Kandaki kolesterol (veya daha doğru bir şekilde, lipoprotein) parçacıkları daha sonra bu alt-epitel tabakasında yerleşir ve plak oluşturmak için oradan oluşur. Büyürken, plak arteri bloke etmeye başlar. Parçacık büyüklüğünün etkisini açıklarken, Dr. Houston bu resmi verdi: Bir tenis kortunda ağı düşünün. Bir tenis topu o ağdan geçmeyecek, ama eğer o fileye bir sürü golf topu fırlatırsan, bir kısmı geçecek. Bu, küçük, yoğun LDL partiküllerinin neden büyük, "fluffier" partiküllerden daha tehlikeli olduğu konusundaki düşüncelerin kaba bir fikrini verir - daha küçük, daha ağır olanlar, arterin hasarlı bölgesinde uzanmaya daha elverişlidir. (Dr. Houston ayrıca LDL parçacıklarının sayısının da önemli olabileceğini söylüyor.)Standart kolesterol testinde LDL parçacıkları hakkında bilgi sahibi olmazsınız. Doktorunuzun özel bir test yapması gerekecek. Bunlar en yaygın iki tanesi:
1. LDL Yüksekliği Genellikle Geçici
2. Parçacık Boyutu Desenler Genellikle Düşük Karbonhidrat Diyeti Üzerinde Geliştirin
3. LDL Genellikle Doğrudan Ölçülemez, Problemli Olabilir
Düşük Karbonhidratlı Diyetlerde Yağ Keserek Kalori Kesin
Düşük karbonhidratlı diyetlerde daha fazla kalori kesmeye çalışıyorsanız, yağ alımınızı azaltmak isteyebilirsiniz. Başlamak için düşük karbonhidratlı, düşük yağlı tarifleri deneyin.

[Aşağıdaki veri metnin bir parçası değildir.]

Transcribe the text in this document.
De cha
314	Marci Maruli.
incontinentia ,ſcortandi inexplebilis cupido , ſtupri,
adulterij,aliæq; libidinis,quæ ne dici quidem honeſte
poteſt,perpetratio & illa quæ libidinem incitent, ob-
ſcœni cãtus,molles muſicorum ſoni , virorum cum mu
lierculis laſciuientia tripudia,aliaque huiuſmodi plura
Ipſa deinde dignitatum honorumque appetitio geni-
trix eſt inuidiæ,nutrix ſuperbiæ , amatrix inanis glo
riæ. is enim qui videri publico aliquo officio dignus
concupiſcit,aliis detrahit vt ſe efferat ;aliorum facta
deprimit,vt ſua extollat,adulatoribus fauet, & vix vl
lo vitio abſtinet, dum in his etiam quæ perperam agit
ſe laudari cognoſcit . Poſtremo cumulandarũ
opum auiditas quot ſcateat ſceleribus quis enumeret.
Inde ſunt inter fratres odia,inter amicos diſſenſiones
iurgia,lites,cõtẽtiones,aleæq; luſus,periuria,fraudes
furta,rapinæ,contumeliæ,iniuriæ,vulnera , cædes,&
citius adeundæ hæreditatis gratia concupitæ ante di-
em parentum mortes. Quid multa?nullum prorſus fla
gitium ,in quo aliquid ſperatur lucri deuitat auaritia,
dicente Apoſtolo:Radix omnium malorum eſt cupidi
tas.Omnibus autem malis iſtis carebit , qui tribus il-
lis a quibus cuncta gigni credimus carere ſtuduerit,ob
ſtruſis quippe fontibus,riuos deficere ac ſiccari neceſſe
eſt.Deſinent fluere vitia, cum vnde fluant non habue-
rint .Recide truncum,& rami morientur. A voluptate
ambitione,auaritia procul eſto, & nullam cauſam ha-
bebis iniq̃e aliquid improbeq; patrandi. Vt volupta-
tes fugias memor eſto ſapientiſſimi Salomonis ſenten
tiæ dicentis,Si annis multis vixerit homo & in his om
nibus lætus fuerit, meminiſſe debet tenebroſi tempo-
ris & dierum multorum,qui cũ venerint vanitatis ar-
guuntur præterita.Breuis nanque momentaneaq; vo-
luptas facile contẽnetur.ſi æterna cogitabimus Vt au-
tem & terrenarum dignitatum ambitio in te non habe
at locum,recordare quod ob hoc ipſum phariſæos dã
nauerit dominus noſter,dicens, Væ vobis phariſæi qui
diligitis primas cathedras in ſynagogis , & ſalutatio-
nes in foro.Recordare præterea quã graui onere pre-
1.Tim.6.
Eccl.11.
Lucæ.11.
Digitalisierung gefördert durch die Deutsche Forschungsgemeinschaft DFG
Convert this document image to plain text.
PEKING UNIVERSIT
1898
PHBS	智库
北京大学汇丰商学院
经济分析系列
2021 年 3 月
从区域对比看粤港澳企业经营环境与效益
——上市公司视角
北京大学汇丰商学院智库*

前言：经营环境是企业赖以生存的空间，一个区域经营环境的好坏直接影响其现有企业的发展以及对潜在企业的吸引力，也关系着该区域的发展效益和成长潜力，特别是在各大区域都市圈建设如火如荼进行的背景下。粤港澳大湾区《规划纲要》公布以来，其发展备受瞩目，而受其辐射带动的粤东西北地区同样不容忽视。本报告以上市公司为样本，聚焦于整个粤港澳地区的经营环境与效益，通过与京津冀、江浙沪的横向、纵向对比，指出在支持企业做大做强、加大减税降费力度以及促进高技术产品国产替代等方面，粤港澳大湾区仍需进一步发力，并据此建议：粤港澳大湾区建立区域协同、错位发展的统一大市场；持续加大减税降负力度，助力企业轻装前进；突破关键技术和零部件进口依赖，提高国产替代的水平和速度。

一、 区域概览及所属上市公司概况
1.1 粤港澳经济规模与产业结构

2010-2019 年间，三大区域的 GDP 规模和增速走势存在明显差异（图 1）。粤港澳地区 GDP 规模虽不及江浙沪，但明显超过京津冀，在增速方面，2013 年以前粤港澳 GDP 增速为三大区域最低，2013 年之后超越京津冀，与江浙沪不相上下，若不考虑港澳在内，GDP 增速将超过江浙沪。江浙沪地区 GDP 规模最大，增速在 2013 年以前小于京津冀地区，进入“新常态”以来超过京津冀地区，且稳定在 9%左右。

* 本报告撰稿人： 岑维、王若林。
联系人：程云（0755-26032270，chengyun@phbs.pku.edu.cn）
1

Egzersiz ve Düşük Karbonhidratlı Diyetlerde Glikojenin Rolü
Düşük karbonhidratlı diyetler, glikozun yakıt için glikozu depolamak için kullandığı bir molekül olan glikojeni tüketir. Düşük karbonhidratlı diyet ve egzersizde glikojenin rolü hakkında bilgi edinin.
Düşük Carb Diyetlerde LDL Kolesterol: Endişelenmeme Nedenleri
Bazen LDL kolesterol, en azından başlangıçta, düşük karbonhidrat diyeti ile yükselir. Bunun bir sorun olmamasının en az üç nedeni vardır.